German Association of Gynecology and Obstetrics Recommends HPV Testing for Cervical Cancer Screening

(PresseBox) ( Venlo, The Netherlands, )
New cervical cancer prevention guidelines issued by the German Association for Gynecology and Obstetrics (DGGG) recommend testing women 30 and over for HPV (human papillomavirus) - the primary cause of cervical cancer. The guidelines recommend that HPV testing be performed along with a Pap smear for women 30 and older. The digene® HPV Test, developed by QIAGEN (NASDAQ: QGEN; Frankfurt, Prime Standard: QIA), is currently the only HPV test approved by regulatory authorities in both Europe and the United States.

"Our recommendations recognize the large number of scientific studies that demonstrate greater accuracy in identifying women at risk of having or developing cervical cancer, when a Pap is combined with the HPV test, rather than relying on a Pap smear alone," says Professor Klaus Friese, lead author of the new guidelines and professor of gynecology at the Ludwig-Maximilians-University in Munich. "By using both tests for women 30 and over, when cervical cancer is most common, we hope to greatly reduce the number of women suffering and dying from this disease."

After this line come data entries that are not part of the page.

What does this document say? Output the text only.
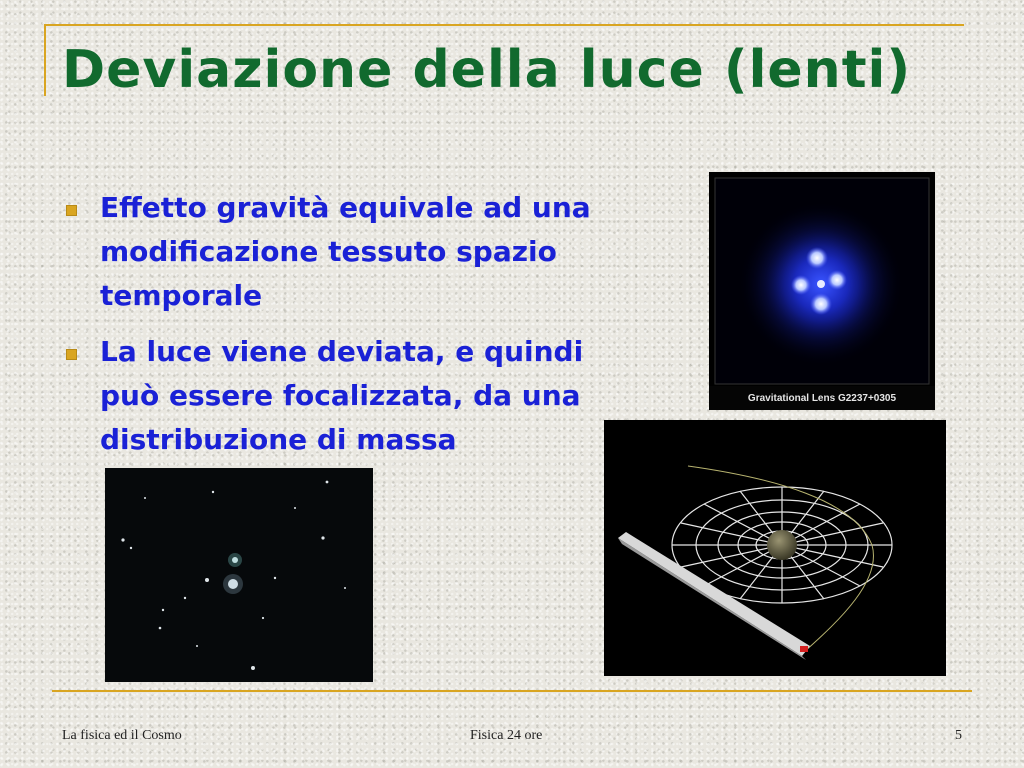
Deviazione della luce (lenti)
Effetto gravità equivale ad una
modificazione tessuto spazio
temporale
La luce viene deviata, e quindi
può essere focalizzata, da una
distribuzione di massa
Gravitational Lens G2237+0305
La fisica ed il Cosmo	Fisica 24 ore	5
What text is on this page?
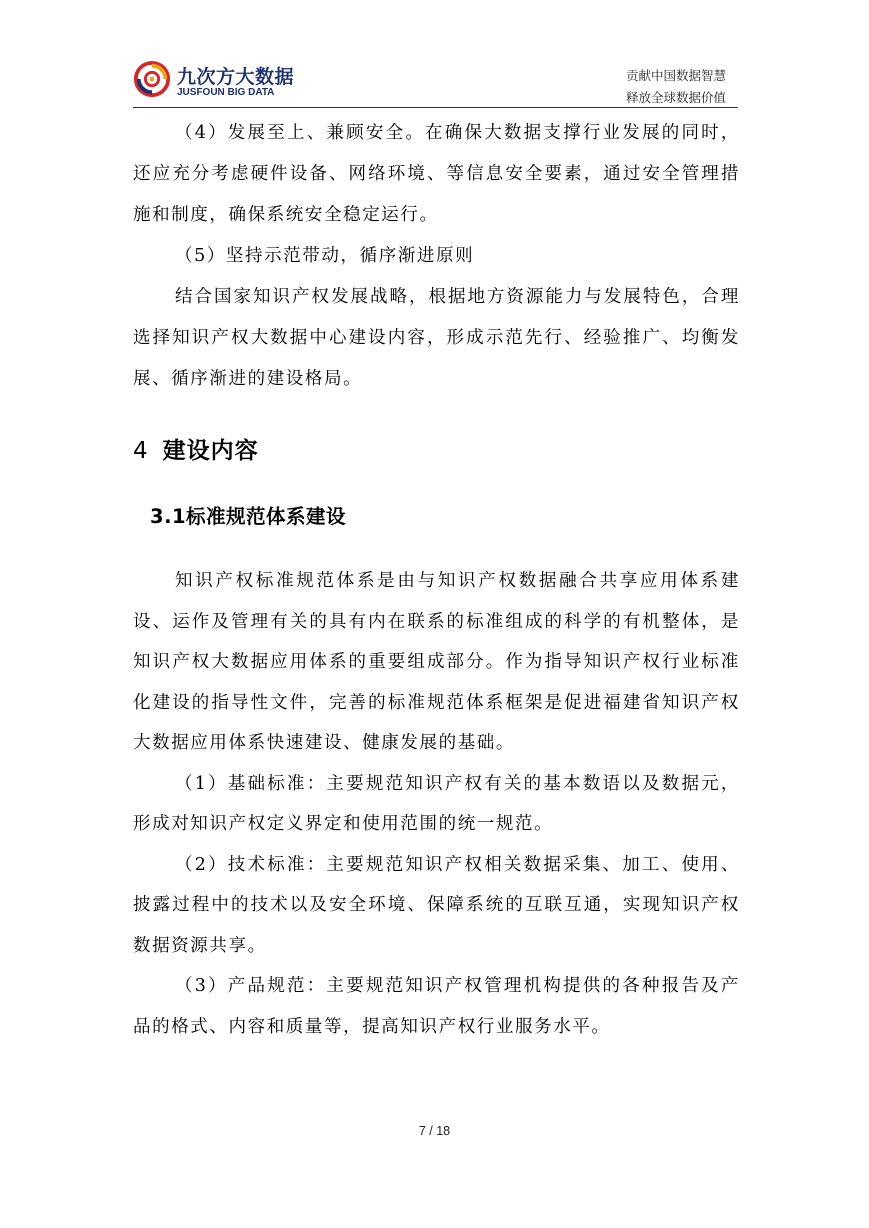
九次方大数据
JUSFOUN BIG DATA
贡献中国数据智慧
释放全球数据价值

（4）发展至上、兼顾安全。在确保大数据支撑行业发展的同时，还应充分考虑硬件设备、网络环境、等信息安全要素，通过安全管理措施和制度，确保系统安全稳定运行。

（5）坚持示范带动，循序渐进原则

结合国家知识产权发展战略，根据地方资源能力与发展特色，合理选择知识产权大数据中心建设内容，形成示范先行、经验推广、均衡发展、循序渐进的建设格局。

4 建设内容
3.1标准规范体系建设

知识产权标准规范体系是由与知识产权数据融合共享应用体系建设、运作及管理有关的具有内在联系的标准组成的科学的有机整体，是知识产权大数据应用体系的重要组成部分。作为指导知识产权行业标准化建设的指导性文件，完善的标准规范体系框架是促进福建省知识产权大数据应用体系快速建设、健康发展的基础。

（1）基础标准：主要规范知识产权有关的基本数语以及数据元，形成对知识产权定义界定和使用范围的统一规范。

（2）技术标准：主要规范知识产权相关数据采集、加工、使用、披露过程中的技术以及安全环境、保障系统的互联互通，实现知识产权数据资源共享。

（3）产品规范：主要规范知识产权管理机构提供的各种报告及产品的格式、内容和质量等，提高知识产权行业服务水平。

7 / 18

The DGGG guidelines specifically conclude that the sensitivity of the Hybrid Capture® II (HC2) technology used by the digene HPV Test is comparable to PCR, the standard technology used in molecular testing. However, say the guidelines, the specificity (association with actual disease) of HC2 is greater than that for PCR.

Every year, cervical cancer affects nearly 500,000 women worldwide and, after breast cancer, is the second-most-common malignancy in women. In Germany, 6,200 women are diagnosed with the disease and 1,800 die from it each year. It is estimated that 80 percent of women will get an HPV infection at some point in their lives. In most cases, the infection is cleared by the immune system or is suppressed without causing problems. However, in others, the infection persists, leading to abnormal cell changes and disease. Early detection allows early treatment, ideally before cancer develops.

The digene HPV Test has been validated in global studies that included more than 300,000 women. It has been approved by the U.S. Food and Drug Administration, is CE-marked in Europe and is also licensed for sale in many other countries. In Germany, the digene HPV Test is reimbursed by most private health insurances for routine screening. Many experts hope that public health insurance will cover HPV testing in the future for primary screening in conjunction with a Pap. One pilot screening program already initiated is a partnership between public health insurer Deutsche BKK, the Wolfsburg clinical centre and gynecologists in private practice in the city. In the program, Deutsche BKK covers the cost of the digene HPV Test as a screening test for participants 30 years and older, in conjunction with a Pap.

"Unlike other cancers, cervical cancer is virtually 100 percent preventable - if women and their healthcare providers have access to the HPV Test and other new advances in preventive care," says Peer Schatz, CEO of QIAGEN. "The new guidelines from the German Association of Gynecology and Obstetrics will play a valuable role in helping physicians - and through them, their patients - understand the most effective methods for making this disease a tragedy of the past. QIAGEN welcomes the new guidelines published by the DGGG in Germany, a country with a population of more than 80 million and in which the company has a strong presence."